Step 2: Configure CKKS Parameters

The CKKS scheme requires careful parameter selection to balance security, performance, and computational depth. Parameters determine how much computation we can perform before noise overwhelms the result.

2.1 Understanding CKKS Parameters

from hetorch.core import CKKSParameters


params = CKKSParameters(
    poly_modulus_degree=8192,      # Ring dimension (power of 2)
    coeff_modulus=[60, 40, 40, 60], # Modulus chain (bit sizes)
    scale=2**40,                    # Encoding scale
    noise_budget=100.0,             # Initial noise budget (bits)
)

Parameter explanations:

Parameter	Purpose	Typical Values	Trade-offs
`poly_modulus_degree`	Ring dimension, determines number of slots	4096, 8192, 16384, 32768	Higher = more security + more slots, but slower
`coeff_modulus`	Chain of moduli for multiplication depth	[60, 40, 40, 60] for depth 3	More/larger moduli = deeper computation, but lower security
`scale`	Encoding scale for floating-point precision	2^40, 2^50	Higher = more precision, consumes more modulus bits
`noise_budget`	Initial noise budget (for simulation)	100.0 bits	Tracks remaining computation capacity

2.2 Choosing Parameters for Your Model

For this simple 2-layer network:

params = CKKSParameters(
    poly_modulus_degree=8192,       # Good for small networks
    coeff_modulus=[60, 40, 40, 60], # 3 multiplication levels
    scale=2**40,                    # Standard precision
)

Why these values:

poly_modulus_degree=8192: Provides 4096 slots (sufficient for batch size 1)
coeff_modulus=[60, 40, 40, 60]:
- Total: 4 moduli → max depth = 3
- First (60-bit): Special prime for bootstrapping
- Middle (40-bit): Working moduli for computation
- Last (60-bit): Another special prime
scale=2^40: Standard choice balancing precision and modulus consumption

2.3 Calculating Multiplication Depth

Your model's depth determines required modulus chain length:

def calculate_network_depth(model):
    """
    Estimate multiplication depth of a neural network

    Rules:
    - Linear layer: 1 multiplication (weight * input)
    - Polynomial activation (degree d): log2(d) multiplications
    - GELU (degree 8): 3 multiplications
    - Sigmoid (degree 8): 3 multiplications
    """
    depth = 0

    # SimpleNN has:
    # fc1: 1 mult
    # GELU (poly degree 8): 3 mults → total: 4
    # fc2: 1 mult → total: 5
    # Sigmoid (poly degree 8): 3 mults → total: 8

    return 8  # Theoretical depth


# Our modulus chain has length 4, max depth = 3
# This seems insufficient, but we have rescaling!
# Each rescaling operation reduces modulus level by 1
# With proper rescaling insertion, we can handle deeper computation

Important: The RescalingInsertionPass automatically manages scale and level, allowing deeper computation than the raw modulus count suggests.

2.4 Parameter Validation

# Validate parameters
print(f"Scheme: {params.scheme}")
print(f"Poly modulus degree: {params.poly_modulus_degree}")
print(f"Max multiplication level: {params.max_level}")
print(f"Scale: {params.scale}")
print(f"Noise budget: {params.noise_budget} bits")

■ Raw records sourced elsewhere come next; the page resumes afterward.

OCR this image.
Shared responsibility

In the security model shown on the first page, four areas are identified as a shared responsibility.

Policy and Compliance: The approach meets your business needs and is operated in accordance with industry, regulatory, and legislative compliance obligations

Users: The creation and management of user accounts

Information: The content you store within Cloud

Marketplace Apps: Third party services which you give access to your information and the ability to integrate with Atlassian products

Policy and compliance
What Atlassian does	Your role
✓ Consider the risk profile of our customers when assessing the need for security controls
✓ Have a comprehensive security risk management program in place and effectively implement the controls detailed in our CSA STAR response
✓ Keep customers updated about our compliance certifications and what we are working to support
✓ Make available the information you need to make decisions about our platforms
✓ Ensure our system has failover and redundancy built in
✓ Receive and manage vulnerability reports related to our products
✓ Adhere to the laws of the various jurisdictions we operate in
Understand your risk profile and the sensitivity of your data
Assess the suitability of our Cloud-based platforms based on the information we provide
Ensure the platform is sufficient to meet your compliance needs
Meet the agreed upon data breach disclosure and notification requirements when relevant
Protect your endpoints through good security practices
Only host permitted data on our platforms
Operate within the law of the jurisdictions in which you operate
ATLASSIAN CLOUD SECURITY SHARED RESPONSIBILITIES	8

# Check security level (rule of thumb)
security_bits = {
    4096: 128,   # ~128-bit security
    8192: 128,   # ~128-bit security
    16384: 192,  # ~192-bit security
    32768: 256,  # ~256-bit security
}
print(f"Approximate security: ~{security_bits.get(params.poly_modulus_degree, 'unknown')} bits")

Output:

Scheme: HEScheme.CKKS
Poly modulus degree: 8192
Max multiplication level: 3
Scale: 1099511627776
Noise budget: 100.0 bits
Approximate security: ~128 bits

2.5 Advanced Parameter Tuning

For production systems, use parameter generation tools:

# For production: use SEAL's parameter generation
from hetorch.utils import suggest_ckks_parameters

# Suggest parameters based on desired depth and security
suggested = suggest_ckks_parameters(
    multiplication_depth=8,
    security_bits=128,
    scale=2**40,
)

print(f"Suggested poly_modulus_degree: {suggested['poly_modulus_degree']}")
print(f"Suggested coeff_modulus: {suggested['coeff_modulus']}")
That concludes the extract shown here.